American troops liberated the town and its chateau in August 1944. Eisenhower stayed on for another six months, until February 1945, running the war from the palace.
“At the end of August , the Germans left and the Americans arrived, and bombs fell in the chateau gardens that summer,” says McGrath. “So this is a momentous time in the palace’s history and there are still many things we don’t know.”
McGrath says the palace, now one of France’s major tourist attractions, was closed to the public during the war, but American soldiers came to visit, just as the German soldiers had.
“Not at the same time, of course,” she says with a laugh. “But they did the same things and their offices were in the same places.”
Even after the Germans left, a fear of spies remained. Both women talk about the fact that Eisenhower was locked down and kept out of sight for a few weeks in December 1944, due to fears that Germans were parachuting spies in to kill him.
Hargrave says that Eisenhower wrote during this period to his wife, Mamie, saying, “‘They let me walk outside today and I’m finally able to breathe!'”
Versailles curators wanted to give Eisenhower the very best furnishings for his office, McGrath says. “But he didn’t want them,” she says. “He didn’t want to have to be careful. He just wanted to work normally.”

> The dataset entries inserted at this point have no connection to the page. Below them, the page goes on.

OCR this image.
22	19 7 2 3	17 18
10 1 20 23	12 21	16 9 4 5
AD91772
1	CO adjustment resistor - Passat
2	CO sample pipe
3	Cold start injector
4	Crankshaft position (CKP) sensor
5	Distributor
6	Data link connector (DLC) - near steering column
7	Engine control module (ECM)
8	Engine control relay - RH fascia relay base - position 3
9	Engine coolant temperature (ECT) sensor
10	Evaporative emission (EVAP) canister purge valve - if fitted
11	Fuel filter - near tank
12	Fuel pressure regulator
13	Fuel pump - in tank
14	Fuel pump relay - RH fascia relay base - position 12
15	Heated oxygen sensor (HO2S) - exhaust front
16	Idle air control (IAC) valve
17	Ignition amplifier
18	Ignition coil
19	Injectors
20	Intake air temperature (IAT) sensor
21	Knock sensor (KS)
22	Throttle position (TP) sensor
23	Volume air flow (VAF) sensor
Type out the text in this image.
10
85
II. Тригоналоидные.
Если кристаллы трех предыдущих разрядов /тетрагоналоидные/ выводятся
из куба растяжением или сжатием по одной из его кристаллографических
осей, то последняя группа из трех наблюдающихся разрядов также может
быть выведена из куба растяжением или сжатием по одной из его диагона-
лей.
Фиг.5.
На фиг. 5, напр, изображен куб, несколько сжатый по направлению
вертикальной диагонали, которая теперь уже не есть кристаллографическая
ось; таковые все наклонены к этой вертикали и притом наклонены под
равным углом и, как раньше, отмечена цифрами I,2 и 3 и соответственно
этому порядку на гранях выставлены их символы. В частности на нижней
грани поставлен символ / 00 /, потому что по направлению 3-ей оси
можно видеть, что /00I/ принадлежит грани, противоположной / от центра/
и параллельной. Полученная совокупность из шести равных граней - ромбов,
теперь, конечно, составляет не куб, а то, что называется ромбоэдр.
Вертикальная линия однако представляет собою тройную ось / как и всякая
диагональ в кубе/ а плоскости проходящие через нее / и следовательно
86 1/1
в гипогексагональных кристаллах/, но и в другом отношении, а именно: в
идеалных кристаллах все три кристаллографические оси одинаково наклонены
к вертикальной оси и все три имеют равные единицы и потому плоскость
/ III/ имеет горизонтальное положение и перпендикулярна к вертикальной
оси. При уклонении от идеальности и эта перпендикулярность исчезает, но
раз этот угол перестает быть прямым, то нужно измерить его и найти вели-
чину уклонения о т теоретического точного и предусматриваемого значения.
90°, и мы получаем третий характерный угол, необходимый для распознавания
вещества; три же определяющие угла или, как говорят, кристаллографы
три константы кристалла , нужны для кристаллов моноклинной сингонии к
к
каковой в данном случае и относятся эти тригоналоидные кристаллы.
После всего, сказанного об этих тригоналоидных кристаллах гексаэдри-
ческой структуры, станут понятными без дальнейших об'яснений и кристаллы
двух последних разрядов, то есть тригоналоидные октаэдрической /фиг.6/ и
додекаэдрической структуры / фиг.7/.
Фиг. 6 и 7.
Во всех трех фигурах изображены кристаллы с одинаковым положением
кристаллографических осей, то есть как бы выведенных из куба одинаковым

She says the Americans showed particular concern about conserving the palace’s art and furnishings and conducted a full inventory when they arrived after the four-year German occupation.
Elsie Hargrave, known as “Pearlie,” was serving at the time in the Women’s Army Corps or WAC, and met Sgt. Michael McKeogh, Eisenhower’s aide, in North Africa, where they began their courtship.
“My uncle had to ask for Eisenhower’s permission to marry my aunt because they were in a war,” says Hargrave.
The couple adored Eisenhower and considered him the perfect boss, she says.
McKeogh oversaw Eisenhower’s personal affairs — “like clothing, food and getting him settled in a new place,” Hargrave says — so he could concentrate on the war. “He loved to read Western novels and would read through the night,” she says.
Hargrave says her uncle wrote to Mamie Eisenhower requesting “more socks and more novels” for the general.
Her aunt — Hargrave’s father’s youngest sister, in a family of 10 — was part of a team of drivers serving Eisenhower. She wasn’t the only woman.
McGrath says palace records show Eisenhower gave the newlyweds $100 as a wedding gift, but he had to leave their reception early. He had a good excuse: The Battle of the Bulge broke out on the same day.
“He didn’t have much time to socialize,” says McGrath. “He was there to win the war.”
The Battle of the Bulge was the last major German offensive, fought in the Ardennes forest in eastern France.
For her visit to Versailles in March, Hargrave brings a few old family photos and a copy of her uncle’s memoir, Sgt. Mickey and General Ike, which he wrote right after the war ended.
McGrath opens the palace archives, which include photos of Fred Astaire and Dinah Shore performing for the troops in the palace gardens, and the guest book from the Hargrave-McKeogh wedding, signed by Eisenhower.
The two women pore over an unknown signature in the guest book just beneath Eisenhower’s. They say their next project is to figure out whose it was.
She says the couple had a daughter, whom she’s been trying to get in touch with.
“They must have obviously told her some of the stories about their time together in Versailles,” says Hargrave. “Karine [McGrath] wants to know what Versailles was like then. So I’m hoping I can get the two of them together to talk about it.”